Amano Yuji, Ishimura Norihisa, Ishihara Shunji
Department of Endoscopy, New Tokyo Hospital, 1271 Wanagaya, Matsudo, Chiba 270-2232, Japan.
Department of Internal Medicine II, Faculty of Medicine, Shimane University, Shimane 693-8501, Japan.
Life (Basel). 2020 Oct 16;10(10):244. doi: 10.3390/life10100244.
Given that endoscopic findings can be used to predict the potential of neoplastic progression in Barrett's esophagus (BE) cases, the detection rate of dysplastic Barrett's lesions may become higher even in laborious endoscopic surveillance because a special attention is consequently paid. However, endoscopic findings for effective detection of the risk of neoplastic progression to esophageal adenocarcinoma (EAC) have not been confirmed, though some typical appearances are suggestive. In the present review, endoscopic findings that can be used predict malignant potential to EAC in BE cases are discussed. Conventional results obtained with white light endoscopy, such as length of BE, presence of esophagitis, ulceration, hiatal hernia, and nodularity, are used as indicators of a higher risk of neoplastic progression. However, there are controversies in some of those findings. Absence of palisade vessels may be also a new candidate predictor, as that reveals degree of intense inflammation and of cyclooxygenase-2 protein expression with accelerated cellular proliferation. Furthermore, an open type of mucosal pattern and enriched stromal blood vessels, which can be observed by image-enhanced endoscopy, including narrow band imaging, have been confirmed as factors useful for prediction of neoplastic progression of BE because they indicate more frequent cyclooxygenase-2 protein expression along with accelerated cellular proliferation. Should the malignant potential of BE be shown predictable by these endoscopic findings, that would simplify methods used for an effective surveillance, because patients requiring careful monitoring would be more easily identified. Development in the near future of a comprehensive scoring system for BE based on clinical factors, biomarkers and endoscopic predictors is required.

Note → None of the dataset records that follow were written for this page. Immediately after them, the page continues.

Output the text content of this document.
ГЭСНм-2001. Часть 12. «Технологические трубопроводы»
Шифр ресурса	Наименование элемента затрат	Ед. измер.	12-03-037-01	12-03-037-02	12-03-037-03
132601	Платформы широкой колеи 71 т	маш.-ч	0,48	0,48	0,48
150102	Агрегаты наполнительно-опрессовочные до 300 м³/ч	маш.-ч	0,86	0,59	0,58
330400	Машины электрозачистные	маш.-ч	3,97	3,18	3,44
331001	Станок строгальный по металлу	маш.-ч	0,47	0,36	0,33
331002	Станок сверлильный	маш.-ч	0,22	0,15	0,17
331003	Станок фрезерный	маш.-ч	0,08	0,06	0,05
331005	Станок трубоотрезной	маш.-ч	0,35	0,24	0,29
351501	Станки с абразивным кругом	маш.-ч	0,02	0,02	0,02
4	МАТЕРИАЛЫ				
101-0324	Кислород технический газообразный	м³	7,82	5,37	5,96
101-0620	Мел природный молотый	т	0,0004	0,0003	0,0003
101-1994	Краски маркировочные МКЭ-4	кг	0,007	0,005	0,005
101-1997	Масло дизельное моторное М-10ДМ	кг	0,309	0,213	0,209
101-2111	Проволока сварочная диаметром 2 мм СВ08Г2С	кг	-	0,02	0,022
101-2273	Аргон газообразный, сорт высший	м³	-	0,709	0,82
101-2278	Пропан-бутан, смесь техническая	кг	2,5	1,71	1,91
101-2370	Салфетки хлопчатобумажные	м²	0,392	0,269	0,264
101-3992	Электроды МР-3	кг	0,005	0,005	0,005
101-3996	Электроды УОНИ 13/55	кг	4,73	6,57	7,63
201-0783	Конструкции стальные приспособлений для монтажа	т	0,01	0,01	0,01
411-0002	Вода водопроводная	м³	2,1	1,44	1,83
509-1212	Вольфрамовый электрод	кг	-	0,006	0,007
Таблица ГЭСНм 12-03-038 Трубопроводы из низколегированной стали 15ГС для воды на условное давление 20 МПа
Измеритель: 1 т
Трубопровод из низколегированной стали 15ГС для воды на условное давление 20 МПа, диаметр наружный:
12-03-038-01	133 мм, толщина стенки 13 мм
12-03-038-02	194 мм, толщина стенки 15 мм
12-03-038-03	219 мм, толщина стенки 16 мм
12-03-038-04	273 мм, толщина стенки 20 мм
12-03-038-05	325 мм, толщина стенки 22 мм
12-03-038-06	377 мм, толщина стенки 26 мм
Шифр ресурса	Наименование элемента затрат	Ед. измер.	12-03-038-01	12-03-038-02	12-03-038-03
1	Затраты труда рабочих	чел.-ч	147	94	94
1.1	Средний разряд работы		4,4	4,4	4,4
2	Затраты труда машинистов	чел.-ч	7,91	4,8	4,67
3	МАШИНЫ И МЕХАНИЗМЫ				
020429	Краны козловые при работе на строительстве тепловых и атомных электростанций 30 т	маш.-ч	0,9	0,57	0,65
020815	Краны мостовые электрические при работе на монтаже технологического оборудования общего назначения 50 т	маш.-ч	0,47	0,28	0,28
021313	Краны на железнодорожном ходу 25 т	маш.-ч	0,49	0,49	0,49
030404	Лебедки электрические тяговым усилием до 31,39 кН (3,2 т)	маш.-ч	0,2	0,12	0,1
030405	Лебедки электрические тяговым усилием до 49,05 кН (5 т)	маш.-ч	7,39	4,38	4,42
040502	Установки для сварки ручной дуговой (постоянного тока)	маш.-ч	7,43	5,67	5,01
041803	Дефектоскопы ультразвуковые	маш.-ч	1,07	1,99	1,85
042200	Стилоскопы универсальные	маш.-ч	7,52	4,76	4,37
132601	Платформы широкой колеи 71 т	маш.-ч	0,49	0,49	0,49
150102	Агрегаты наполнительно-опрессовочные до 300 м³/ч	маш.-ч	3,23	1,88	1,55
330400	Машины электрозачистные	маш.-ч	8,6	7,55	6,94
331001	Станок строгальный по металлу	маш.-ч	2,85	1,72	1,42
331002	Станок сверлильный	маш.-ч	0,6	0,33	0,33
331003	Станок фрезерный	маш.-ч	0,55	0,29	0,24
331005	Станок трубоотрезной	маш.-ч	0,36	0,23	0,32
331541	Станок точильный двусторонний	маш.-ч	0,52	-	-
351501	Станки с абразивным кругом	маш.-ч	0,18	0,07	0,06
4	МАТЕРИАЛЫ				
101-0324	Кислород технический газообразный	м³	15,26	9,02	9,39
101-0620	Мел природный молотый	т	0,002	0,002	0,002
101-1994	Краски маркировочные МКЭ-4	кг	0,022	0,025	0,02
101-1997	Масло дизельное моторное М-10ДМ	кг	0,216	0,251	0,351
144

鉴于内镜检查结果可用于预测巴雷特食管(BE)病例的肿瘤进展潜力,即使在内镜检查操作繁琐的情况下,发育异常的巴雷特病变的检出率也可能会更高,因为这样会因此给予特别关注。然而,尽管一些典型表现具有提示性,但尚未证实用于有效检测食管腺癌(EAC)肿瘤进展风险的内镜检查结果。在本综述中,讨论了可用于预测BE病例发生EAC恶性潜能的内镜检查结果。白光内镜检查获得的传统结果,如BE的长度、食管炎、溃疡、食管裂孔疝和结节的存在,被用作肿瘤进展风险较高的指标。然而,其中一些结果存在争议。栅栏状血管缺失也可能是一种新的候选预测指标,因为它揭示了炎症程度以及环氧化酶-2蛋白表达与细胞增殖加速的情况。此外,通过包括窄带成像在内的图像增强内镜观察到的开放型黏膜模式和丰富的基质血管,已被确认为有助于预测BE肿瘤进展的因素,因为它们表明环氧化酶-2蛋白表达更频繁且细胞增殖加速。如果这些内镜检查结果能够显示出可预测BE的恶性潜能,那么将简化有效的监测方法,因为需要仔细监测的患者将更容易被识别。未来需要基于临床因素、生物标志物和内镜预测指标开发一个全面的BE评分系统。